Since last night's stream explained that FTB's update will take another day or two in testing to properly balance the new worldgen settings, I went ahead and made a 1.4.6 testbed install with only Redpower, TE and NEI.
I tested with a powered furnace, since that one will tell me in detail how much MJ it is consuming at any given time. I was able to confirm Zjarek_S' findings. 1000 W = 1000 J/s = 1 MJ/t = 20 MJ/s. By extension, 50 J = 1 MJ.
And, to finally answer Tylor's question: The windmill in DW20's video, running at just over 50% speed, was producing 2.5 kW and should therefore generate about 2.5 MJ/t when feeding a blulectric engine. If the scale is linear, this should mean that at 20% speed it produces 1 kW = 1 MJ/t and at 100% speed it produces 5 kW = 5 MJ/t.
I also confirmed that, at least when directly hooked up to a powered furnace, the blulectric engine will throttle itself to the required amount of power. Once the furnace's internal storage is full, the engine will not consume more than roughly 2 kW (= 2 MJ/t), no matter how many solar panels you add.

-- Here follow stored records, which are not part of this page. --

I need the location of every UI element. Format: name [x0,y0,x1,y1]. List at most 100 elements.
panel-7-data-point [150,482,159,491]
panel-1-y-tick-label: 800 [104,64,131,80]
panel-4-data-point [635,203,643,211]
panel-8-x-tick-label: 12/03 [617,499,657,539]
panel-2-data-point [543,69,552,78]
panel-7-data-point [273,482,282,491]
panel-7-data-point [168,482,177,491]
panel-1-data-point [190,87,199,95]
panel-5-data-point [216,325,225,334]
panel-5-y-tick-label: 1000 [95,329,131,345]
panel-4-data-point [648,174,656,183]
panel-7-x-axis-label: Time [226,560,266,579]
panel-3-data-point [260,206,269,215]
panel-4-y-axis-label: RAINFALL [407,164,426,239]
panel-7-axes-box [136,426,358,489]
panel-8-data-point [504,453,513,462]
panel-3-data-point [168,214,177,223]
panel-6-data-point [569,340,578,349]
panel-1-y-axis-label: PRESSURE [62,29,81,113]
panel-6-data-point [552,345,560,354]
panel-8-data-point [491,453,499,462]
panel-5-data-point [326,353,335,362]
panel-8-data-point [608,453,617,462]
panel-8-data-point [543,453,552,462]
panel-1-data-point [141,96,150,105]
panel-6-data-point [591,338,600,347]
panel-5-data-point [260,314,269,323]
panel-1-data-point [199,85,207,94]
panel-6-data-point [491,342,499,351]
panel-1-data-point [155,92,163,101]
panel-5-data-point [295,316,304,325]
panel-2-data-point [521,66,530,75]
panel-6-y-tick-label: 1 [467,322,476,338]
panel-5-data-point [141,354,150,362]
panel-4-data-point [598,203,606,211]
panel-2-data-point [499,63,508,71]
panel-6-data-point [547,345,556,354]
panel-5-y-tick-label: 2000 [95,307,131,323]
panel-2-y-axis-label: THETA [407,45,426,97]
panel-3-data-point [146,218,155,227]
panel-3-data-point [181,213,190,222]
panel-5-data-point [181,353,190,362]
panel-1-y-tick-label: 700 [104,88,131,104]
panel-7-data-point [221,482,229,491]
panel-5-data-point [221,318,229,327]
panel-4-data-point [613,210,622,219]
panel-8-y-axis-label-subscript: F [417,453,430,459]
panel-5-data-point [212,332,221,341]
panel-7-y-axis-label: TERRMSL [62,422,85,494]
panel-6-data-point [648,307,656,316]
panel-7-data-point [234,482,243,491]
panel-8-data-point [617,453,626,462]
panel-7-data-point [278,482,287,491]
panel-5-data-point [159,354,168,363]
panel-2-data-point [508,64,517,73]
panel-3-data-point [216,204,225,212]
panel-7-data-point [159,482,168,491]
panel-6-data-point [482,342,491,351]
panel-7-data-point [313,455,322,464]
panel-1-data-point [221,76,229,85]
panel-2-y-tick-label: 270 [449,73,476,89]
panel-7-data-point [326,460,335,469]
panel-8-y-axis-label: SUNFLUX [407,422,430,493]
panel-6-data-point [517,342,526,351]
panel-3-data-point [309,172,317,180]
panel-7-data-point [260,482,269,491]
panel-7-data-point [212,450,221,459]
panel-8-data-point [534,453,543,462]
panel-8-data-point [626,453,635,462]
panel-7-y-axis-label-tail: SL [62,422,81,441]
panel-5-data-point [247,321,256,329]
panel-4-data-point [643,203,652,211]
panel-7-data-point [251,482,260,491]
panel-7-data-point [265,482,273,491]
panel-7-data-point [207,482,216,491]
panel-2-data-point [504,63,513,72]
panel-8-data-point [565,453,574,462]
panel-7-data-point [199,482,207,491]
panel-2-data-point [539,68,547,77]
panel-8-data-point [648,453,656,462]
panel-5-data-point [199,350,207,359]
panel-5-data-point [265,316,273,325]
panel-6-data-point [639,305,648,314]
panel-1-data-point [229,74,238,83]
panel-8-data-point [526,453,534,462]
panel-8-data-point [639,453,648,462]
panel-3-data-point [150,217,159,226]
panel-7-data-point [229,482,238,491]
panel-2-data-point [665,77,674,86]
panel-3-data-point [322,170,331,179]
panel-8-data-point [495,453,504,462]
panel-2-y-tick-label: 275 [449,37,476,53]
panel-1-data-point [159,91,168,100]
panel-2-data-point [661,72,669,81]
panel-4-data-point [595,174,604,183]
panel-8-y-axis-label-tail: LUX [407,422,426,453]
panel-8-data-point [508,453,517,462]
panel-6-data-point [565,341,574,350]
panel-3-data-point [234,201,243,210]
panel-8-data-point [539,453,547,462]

I also observed that voltage indeed plays a role in power output, although it seems that there's some handwaving going on in a few cases. For example, if you place an empty machine (such as a blulectric furnace) next to a solar panel, the solar panel will charge it from 0V to 100V at a pretty much constant speed, seemingly suggesting that voltage is irrelevant. However, if the same machine is actively doing something, then that doesn't apply - if the voltage drops, then power generation will drop as well, meaning the machine drains its reserves faster and faster the lower its reserves drop (remember, in Redpower, voltage is equivalent to the charge status of the network).
How to confirm this in experiment: take a blulectric furnace and hook it up to six solar panels, let it charge to full. Then give the furnace some cobblestone to smelt. Since the six solar panels generate 1.2 kW, and the furnace only requires 1 kW at peak efficiency, it will stay fully charged even while working. Now, break one solar panel. The five remaining ones still produce 1 kW, just as much as the furnace consumes. But due to miniscule distance-based losses and the brief dips directly after the breaking where the system restabilizes itself, voltage is ever so slightly below 100V and begins to decline very, very slowly. Millivolt by millivolt first, but the lower the voltage goes, the less power the panels produce, and therefore the voltage drops faster and faster until it collapses down to about 600W. The furnace won't consume any power below 60V, so the voltage will not drop lower than that; but, in this state, the furnace will only run at 60% speed. Now, add in the sixth panel again. Previously, at 100V, this was much more than enough to keep the furnace topped off with power at all times; now however, it barely manages to bump up efficiency by some 10%-12%, still a ways off from charging back up. In fact, you can add a seventh and an eigth solar panel, and the voltage will still remain stuck at 60V because total output is still only 0.96 kW at this point.